Foto: Getty Images/M. Wilson
EUA e Talibã assinam acordo de paz
Em fevereiro de 2020, sob o regime Trump, os governos dos EUA e do Afeganistão anunciam a retirada completa das tropas americanas e de outros países da Otan. O pacto assinado pelo negociador especial dos EUA para a paz, Zalmay Khalilzad, e pelo líder político talibã mulá Abdul Ghani Baradar, prevê que o número de militares estrangeiros seria reduzido gradualmente, ao longo de 14 meses.
Foto: AFP/G. Cacace
Biden anuncia retirada total das tropas
Em 14 de abril de 2021, o presidente Joe Biden comunica à população americana que a guerra mais longa do país terá fim, com as tropas dos EUA e da Otan se retirando inteiramente do Afeganistão até 11 de setembro, 20º aniversário dos ataques terroristas em Nova York.
Foto: Andrew Harnik/AFP/Getty Images
EUA e Otan iniciam retirada
EUA e Otan iniciam formalmente, em 1º de maio de 2021, a retirada de todas as suas tropas do Afeganistão. A previsão era retirar até 11 de setembro entre 2.500 e 3.500 soldados americanos e cerca de outros 7 mil soldados da Otan. Estima-se que os EUA tenham gasto mais de 2 trilhões de dólares no país, em 20 anos, de acordo com o projeto Costs of War da Universidade Brown.

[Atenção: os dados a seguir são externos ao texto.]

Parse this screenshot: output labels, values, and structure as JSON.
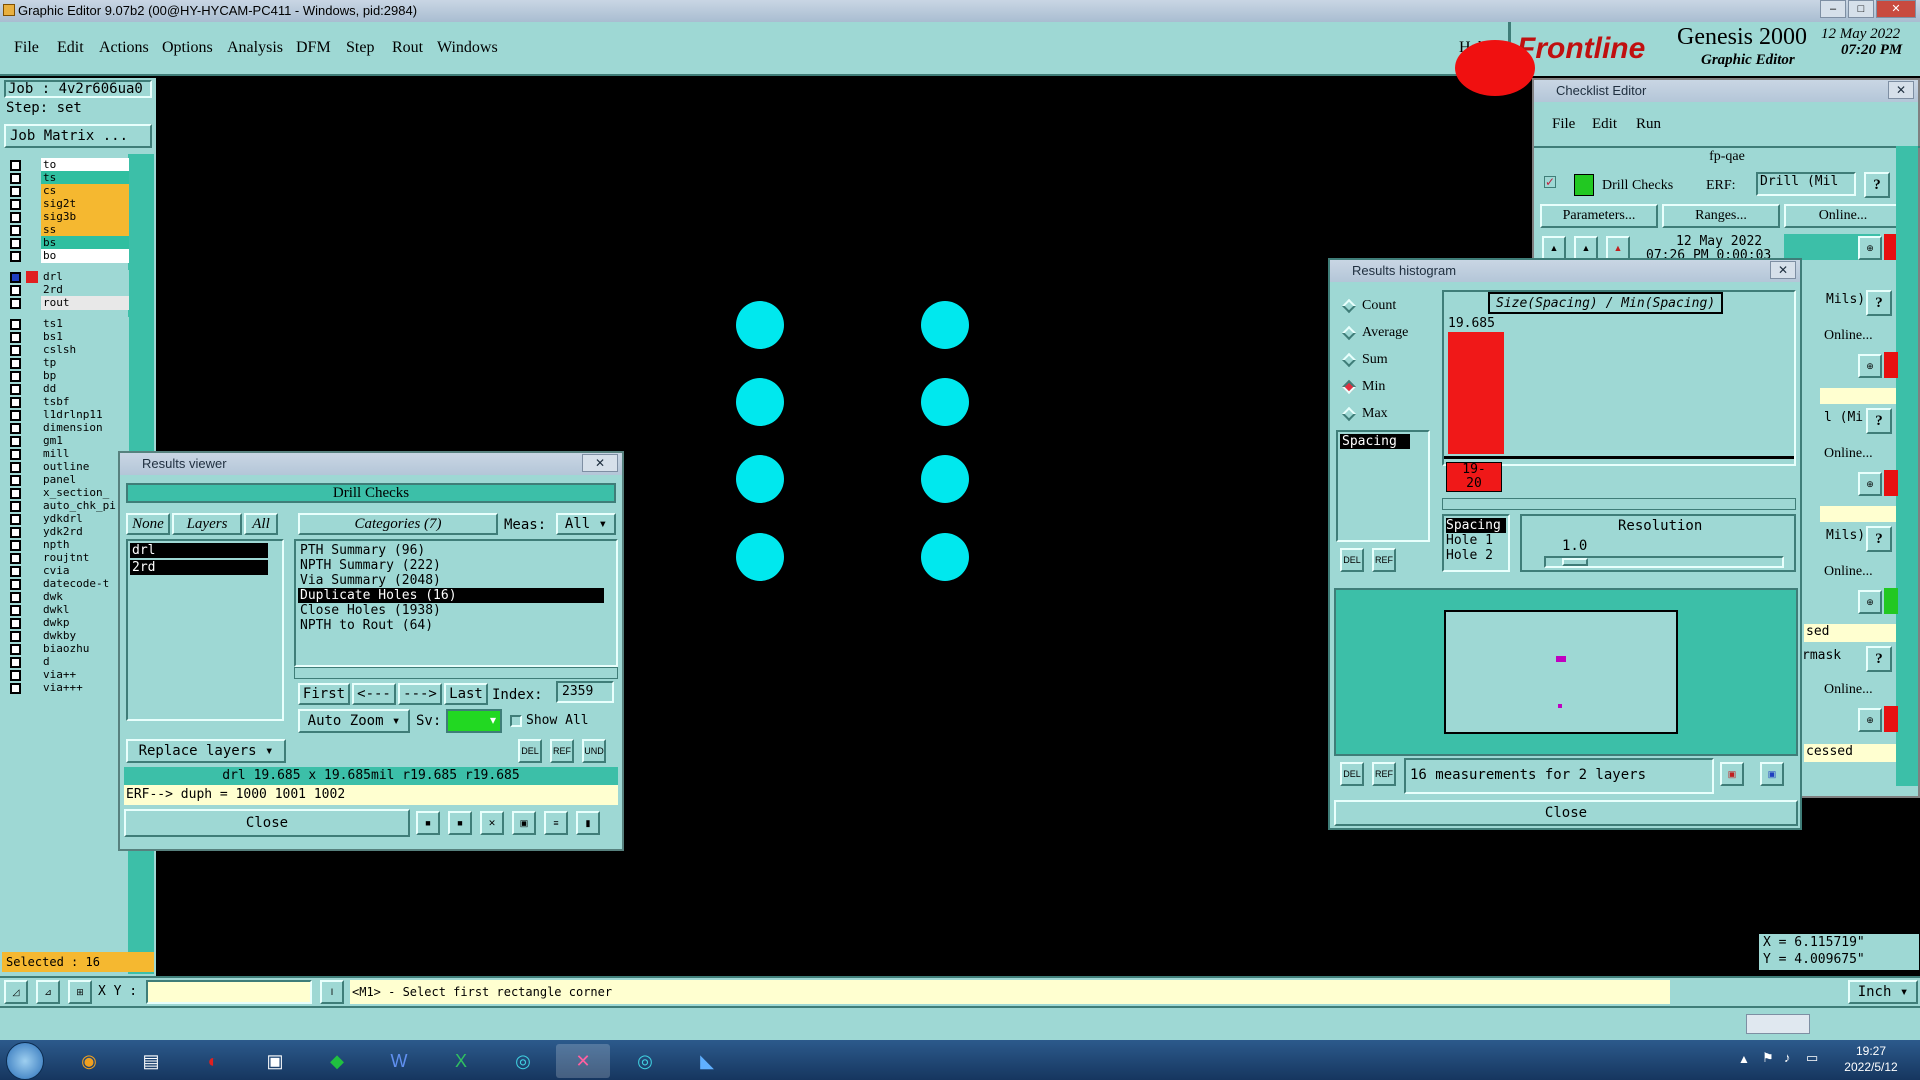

Foto: Michael Kappeler/dpa/picture alliance
Americanos entregam base ao governo afegão
Em 2 de julho de 2021, tropas dos EUA partem da base aérea de Bagram, ponto focal da guerra, e entregam o local ao governo afegão. Permanecem no país asiático alguns poucos soldados, numa pequena base na capital Cabul.
Foto: Rahmat Gul/AP/picture alliance
Talibã toma capitais regionais
Aproveitando o vácuo deixado pela retirada das tropas de paz internacionais do Afeganistão, guerrilheiros do Talibã tomam, no inicio de agosto de 2021, capitais regionais como Sheberghan, Kunduz e Zaranj, num duro golpe para o governo afegão, que lutava para defender as cidades mais importantes da ofensiva do grupo extremista.
Foto: Abdullah Sahil/AP Photo/picture alliance
EUA retiram seus cidadãos do Afeganistão
Em meados de agosto, Estados Unidos e outros países começam a retirar seus cidadãos do Afeganistão, enquanto forças militares americanas se esforçam para proteger e manter funcionando o aeroporto de Cabul. Com todos os voos comerciais cancelados, milhares de afegãos invadem a pista do aeroporto desesperados, tentando embarcar em qualquer aeronave que fosse decolar.
Foto: Wakil Kohsar/AFP
Talibã ocupa palácio presidencial
O Talibã toma a capital Cabul, em 15 de agosto de 2021, dissolvendo o governo e estendendo seu controle sobre todo o Afeganistão. A capital era um dos últimos redutos ainda sob a autoridade do presidente Ashraf Ghani. Assim como ocorreu com dezenas de outras cidades, ele é tomada sem resistência efetiva das tropas governamentais. Ghani foge do país.
Foto: Zabi Karim/AP/picture alliance
Biden defende retirada das tropas
Um dia depois da tomada de Cabul, o presidente dos EUA, Joe Biden, defende a decisão de pôr fim à presença americana no Afeganistão e condena líderes e políticos afegãos que abandonaram o país, abrindo caminho para a tomada de poder pelo Talibã. Biden culpa ainda o ex-presidente Donald Trump, por ter fortalecido o grupo rebeldes e deixado os talibãs em sua melhor situação militar desde 2001.